Single Phase Inverter With AC Motor As Load

Let us assume that the sinusoidal back emf of ac motor is in synchronism with inverter switching frequency and is purely sine wave without any harmonics.

Let inverter frequency f_p = 1/t_p Hz, e_o = E_o sin(wt + ε_o) = internal e.m.f of motor where Ф_o = Angle of lead with respect to V_o .

For positive cycle of V_o ,

$${{Vs} \over 2} - eo - Roio - Lo{{di} \over {dt}} = 0$$

Solution of equation(i) gives equation for i_o for positive half cycle,

These equation can be easily be solved by superposition theorem.

I_o= I_o1 + I_o2 + I_o3

Where I_o1 = Current due to D.C voltage

I_o2 = Current due to e_o

I_{o3 ­}= Transient Current

1)A steady state part associated with driving function Vs/2 and is given by

I_o1 = V_dc/(2 R_o)

2) I_o2 = A steady part associated wth driving function E_o sin(wt + ε _o) and is given by

$$\eqalign{ & {I_{o2}} = {{Eo} \over {\sqrt {{R_O} + {{(\omega L)}^2}} }}\sin (\omega t + {\varepsilon _o} - {\delta _0}) \cr & where\;{\delta _0}\;is\;given\;by \cr & {\delta _0} = ta{n^{ - 1}}{{\omega L} \over {{R_O}}} \cr}$$

3) I_o3 = Transient part given by solution of following equation $$\eqalign{ & Roio + Lo{{di} \over {dt}} = 0 \cr & Solution\;is\;{i_{03}} = {I_3}{e^{ - t./TO}} \cr & where\;To = LO/RO(time\,\;cons{\mathop{\rm tant}\nolimits} )\;and\;it\;depends\;on\;the\;initial\;condition\;of\;the\;circuit \cr & {i_{03}} = {I_3}{e^{ - \theta /tan{\delta _o}}} \cr}$$

The complete time domain equation is

I_O = I_O1 + I₀₂ + I₀₃

= I₁ - I₂ sin(wt + ε _o- δ_O) + I₃ e^-t/T0 --------(i)

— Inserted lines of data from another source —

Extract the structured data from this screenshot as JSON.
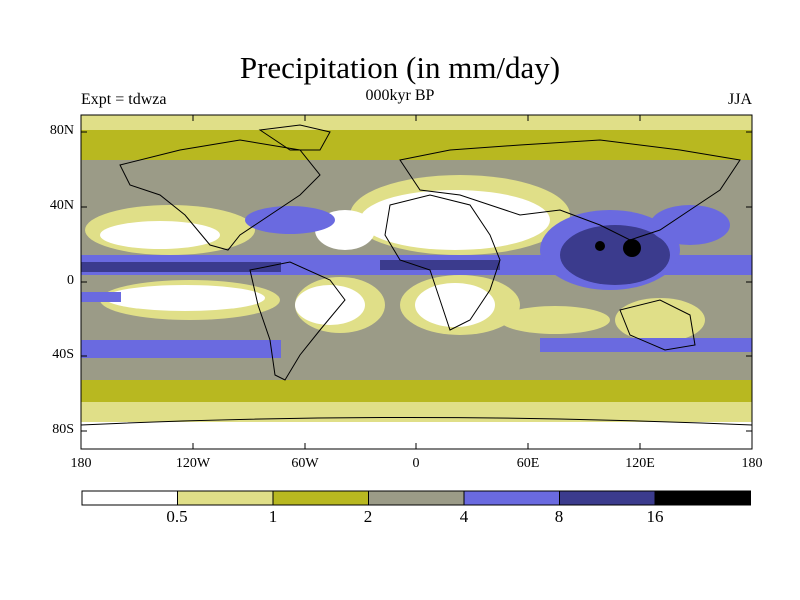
{
  "title": "Precipitation (in mm/day)",
  "experiment_label": "Expt = tdwza",
  "period_label": "000kyr BP",
  "season_label": "JJA",
  "map": {
    "projection": "equirectangular",
    "lon_range": [
      -180,
      180
    ],
    "lat_range": [
      -90,
      90
    ],
    "y_ticks": [
      "80N",
      "40N",
      "0",
      "40S",
      "80S"
    ],
    "x_ticks": [
      "180",
      "120W",
      "60W",
      "0",
      "60E",
      "120E",
      "180"
    ]
  },
  "colorbar": {
    "levels": [
      "0.5",
      "1",
      "2",
      "4",
      "8",
      "16"
    ],
    "colors": [
      "#ffffff",
      "#e0df88",
      "#b8b820",
      "#9b9b87",
      "#6a6ae0",
      "#3b3b8d",
      "#000000"
    ]
  }
}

The value of I₃ can be calculated at time t = 0 by assuming I_O = I_a and substituting in the above equation

I₃ = I_a - I₁ + I₂ sin( ε _o- δ_O)

The value of I₃ can be substituted on equation (i) and we get the value of Ib.

Solution for negative half cycle

I_O = -I₁ - I₂ sin(wt + ε _o- δ_O) + I₄ e^-t/T0

To calculate I₄ at pi radian, I_o = I_b

_{$${I_4} = {{Io + I1 + I2Sin(\pi + \varepsilon o - \delta o)} \over {{e^{ - \theta /tan{\delta _o}}}}}$$}